WHEREAS the conservation of habitat, species and genetically diverse local populations is required not only for the preservation of wild nature but for the survival of agriculture, the possiblity of the domestication of new crops, and the preservation of our food supply,

It then goes on to call for comprehensive collections of crop plant and domestic animal diversity, “especially for low-input systems of farming suited to a resource-frugal future”. This is now part of the Green Party’s policy for Canada.

Does any other political party offer anything similar?

Featured: Whole system genomics

Susan MacMillan tells us more about the new direction of genomics science at ILRI.

A few years ago, with the tremendous advances in gene technologies, a new kind of geneticist began to appear at ILRI, one that more resembles Hans Solo than Indiana Jones. These researchers are taking ‘whole systems’ approaches to the ‘livestock genetics’ field (a branch of knowledge that, like those temples Indiana Jones obsesses about, can appear of largely historical interest). These new geneticists are ambitiously adding environmental genetics (soil microbes, wildlife species…) to their livestock, parasite and human targets of interest. They’re interested in the WHOLE picture—and they claim they have the tools to productively investigate this brave new world of ‘landscape genomics’.

Much more where that came from…

Towards the establishment of genetic reserves for crop wild relatives and landraces in Europe

The ECPGR In situ and On-farm Conservation Network Coordinating Group and others are organizing a symposium entitled “Towards the establishment of genetic reserves for crop wild relatives and landraces in Europe” at the University of Madeira, Funchal (Portugal), from 13-16 September 2010.
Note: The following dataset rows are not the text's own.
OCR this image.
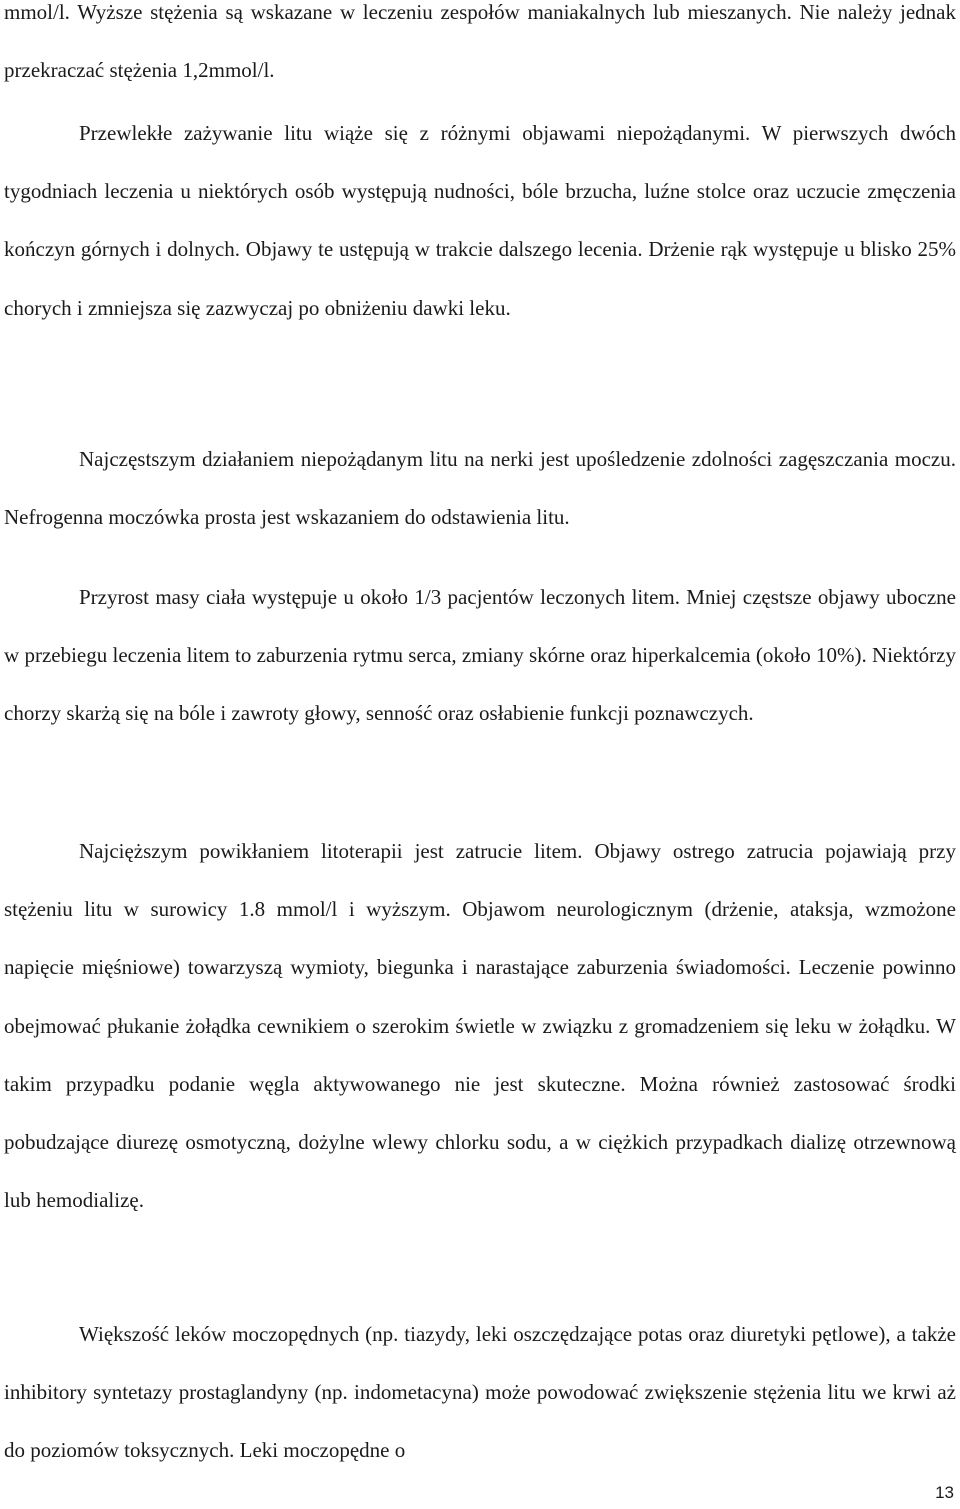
mmol/l. Wyższe stężenia są wskazane w leczeniu zespołów maniakalnych lub mieszanych. Nie należy jednak przekraczać stężenia 1,2mmol/l.

Przewlekłe zażywanie litu wiąże się z różnymi objawami niepożądanymi. W pierwszych dwóch tygodniach leczenia u niektórych osób występują nudności, bóle brzucha, luźne stolce oraz uczucie zmęczenia kończyn górnych i dolnych. Objawy te ustępują w trakcie dalszego lecenia. Drżenie rąk występuje u blisko 25% chorych i zmniejsza się zazwyczaj po obniżeniu dawki leku.

Najczęstszym działaniem niepożądanym litu na nerki jest upośledzenie zdolności zagęszczania moczu. Nefrogenna moczówka prosta jest wskazaniem do odstawienia litu.

Przyrost masy ciała występuje u około 1/3 pacjentów leczonych litem. Mniej częstsze objawy uboczne w przebiegu leczenia litem to zaburzenia rytmu serca, zmiany skórne oraz hiperkalcemia (około 10%). Niektórzy chorzy skarżą się na bóle i zawroty głowy, senność oraz osłabienie funkcji poznawczych.

Najcięższym powikłaniem litoterapii jest zatrucie litem. Objawy ostrego zatrucia pojawiają przy stężeniu litu w surowicy 1.8 mmol/l i wyższym. Objawom neurologicznym (drżenie, ataksja, wzmożone napięcie mięśniowe) towarzyszą wymioty, biegunka i narastające zaburzenia świadomości. Leczenie powinno obejmować płukanie żołądka cewnikiem o szerokim świetle w związku z gromadzeniem się leku w żołądku. W takim przypadku podanie węgla aktywowanego nie jest skuteczne. Można również zastosować środki pobudzające diurezę osmotyczną, dożylne wlewy chlorku sodu, a w ciężkich przypadkach dializę otrzewnową lub hemodializę.

Większość leków moczopędnych (np. tiazydy, leki oszczędzające potas oraz diuretyki pętlowe), a także inhibitory syntetazy prostaglandyny (np. indometacyna) może powodować zwiększenie stężenia litu we krwi aż do poziomów toksycznych. Leki moczopędne o

13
Conservation biologists, protected area managers and experts from the agrobiodiversity sector engaged in the management and use of plant genetic resources for food and agriculture are welcome to attend the symposium.
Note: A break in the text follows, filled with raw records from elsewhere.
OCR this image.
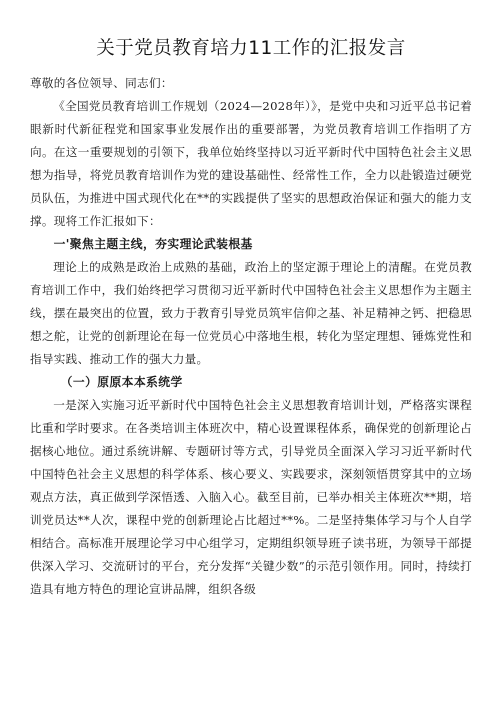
关于党员教育培力11工作的汇报发言

尊敬的各位领导、同志们：

《全国党员教育培训工作规划（2024—2028年）》，是党中央和习近平总书记着眼新时代新征程党和国家事业发展作出的重要部署，为党员教育培训工作指明了方向。在这一重要规划的引领下，我单位始终坚持以习近平新时代中国特色社会主义思想为指导，将党员教育培训作为党的建设基础性、经常性工作，全力以赴锻造过硬党员队伍，为推进中国式现代化在**的实践提供了坚实的思想政治保证和强大的能力支撑。现将工作汇报如下：

一'聚焦主题主线，夯实理论武装根基

理论上的成熟是政治上成熟的基础，政治上的坚定源于理论上的清醒。在党员教育培训工作中，我们始终把学习贯彻习近平新时代中国特色社会主义思想作为主题主线，摆在最突出的位置，致力于教育引导党员筑牢信仰之基、补足精神之钙、把稳思想之舵，让党的创新理论在每一位党员心中落地生根，转化为坚定理想、锤炼党性和指导实践、推动工作的强大力量。

（一）原原本本系统学

一是深入实施习近平新时代中国特色社会主义思想教育培训计划，严格落实课程比重和学时要求。在各类培训主体班次中，精心设置课程体系，确保党的创新理论占据核心地位。通过系统讲解、专题研讨等方式，引导党员全面深入学习习近平新时代中国特色社会主义思想的科学体系、核心要义、实践要求，深刻领悟贯穿其中的立场观点方法，真正做到学深悟透、入脑入心。截至目前，已举办相关主体班次**期，培训党员达**人次，课程中党的创新理论占比超过**%。二是坚持集体学习与个人自学相结合。高标准开展理论学习中心组学习，定期组织领导班子读书班，为领导干部提供深入学习、交流研讨的平台，充分发挥“关键少数”的示范引领作用。同时，持续打造具有地方特色的理论宣讲品牌，组织各级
Interested? You can find out more on the website of the Centre for Macaronesian Studies of the University of Madeira, one of the co-organizers.

International collections can’t do it by themselves

Two international centres tout their germplasm collections today. AVRDC’s newsletter, which I just got by email but can’t find on their website, gives a bit of a history lesson:

When AVRDC was founded in 1971, the Center started off with a modest collection of 570 accessions. By 1995, the genebank had grown to 43,205 accessions, comprising 63 genera and 209 species. To date, the Center has accumulated 57,230 accessions comprising 168 genera, 420 species from 154 countries of origin, a growth of 32.5% in number of accessions, 166.7% in number of genera, and 101% in number of species. AVRDC’s vegetable germplasm collections, held as an international public good for the world community, are growing in genetic diversity.
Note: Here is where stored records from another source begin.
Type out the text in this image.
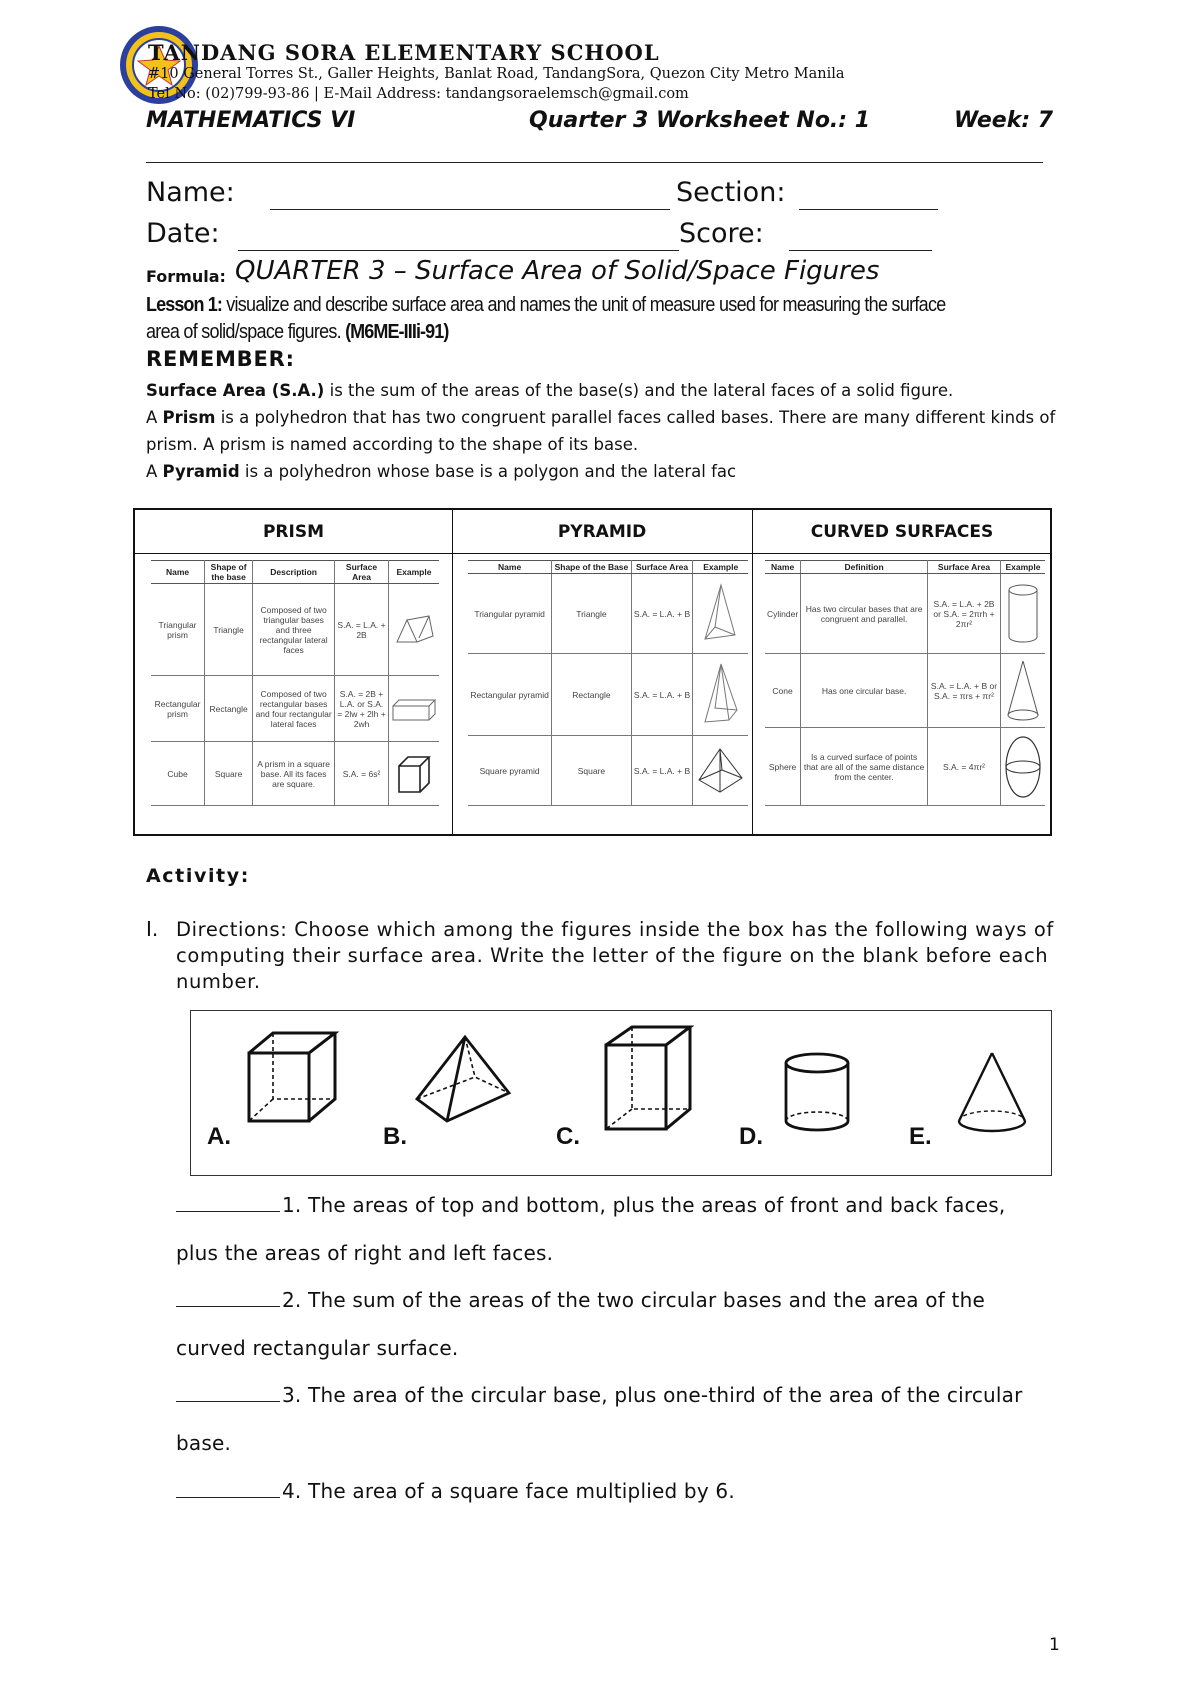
TANDANG SORA ELEMENTARY SCHOOL
#10 General Torres St., Galler Heights, Banlat Road, TandangSora, Quezon City Metro Manila
Tel No: (02)799-93-86 | E-Mail Address: tandangsoraelemsch@gmail.com
MATHEMATICS VI	Quarter 3 Worksheet No.: 1	Week: 7
Name:	Section:
Date:	Score:
Formula: QUARTER 3 – Surface Area of Solid/Space Figures
Lesson 1: visualize and describe surface area and names the unit of measure used for measuring the surface area of solid/space figures. (M6ME-IIIi-91)
REMEMBER:

Surface Area (S.A.) is the sum of the areas of the base(s) and the lateral faces of a solid figure.

A Prism is a polyhedron that has two congruent parallel faces called bases. There are many different kinds of prism. A prism is named according to the shape of its base.

A Pyramid is a polyhedron whose base is a polygon and the lateral fac

PRISM	PYRAMID	CURVED SURFACES
Name	Shape of the base	Description	Surface Area	Example
Triangular prism	Triangle	Composed of two triangular bases and three rectangular lateral faces	S.A. = L.A. + 2B	

Rectangular prism	Rectangle	Composed of two rectangular bases and four rectangular lateral faces	S.A. = 2B + L.A. or S.A. = 2lw + 2lh + 2wh	

Cube	Square	A prism in a square base. All its faces are square.	S.A. = 6s²	
Name	Shape of the Base	Surface Area	Example
Triangular pyramid	Triangle	S.A. = L.A. + B	

Rectangular pyramid	Rectangle	S.A. = L.A. + B	

Square pyramid	Square	S.A. = L.A. + B	
Name	Definition	Surface Area	Example
Cylinder	Has two circular bases that are congruent and parallel.	S.A. = L.A. + 2B or S.A. = 2πrh + 2πr²	

Cone	Has one circular base.	S.A. = L.A. + B or S.A. = πrs + πr²	

Sphere	Is a curved surface of points that are all of the same distance from the center.	S.A. = 4πr²	
Activity:
I. Directions: Choose which among the figures inside the box has the following ways of computing their surface area. Write the letter of the figure on the blank before each number.
A.	B.	C.	D.	E.
1. The areas of top and bottom, plus the areas of front and back faces,
plus the areas of right and left faces.
2. The sum of the areas of the two circular bases and the area of the
curved rectangular surface.
3. The area of the circular base, plus one-third of the area of the circular
base.
4. The area of a square face multiplied by 6.
1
A further snippet of information shows yet again how interconnected the world is for genetic resources. Although “AVRDC is the largest holder of tomato germplasm,” it only includes “9% of the 83,680 accessions held worldwide.”

The same point is made, not quite so directly, but in a more visually striking way, in a map just out in Rice Today (click to enlarge):

And that, dear reader, is why we need a global system, and not just ever more genebanks.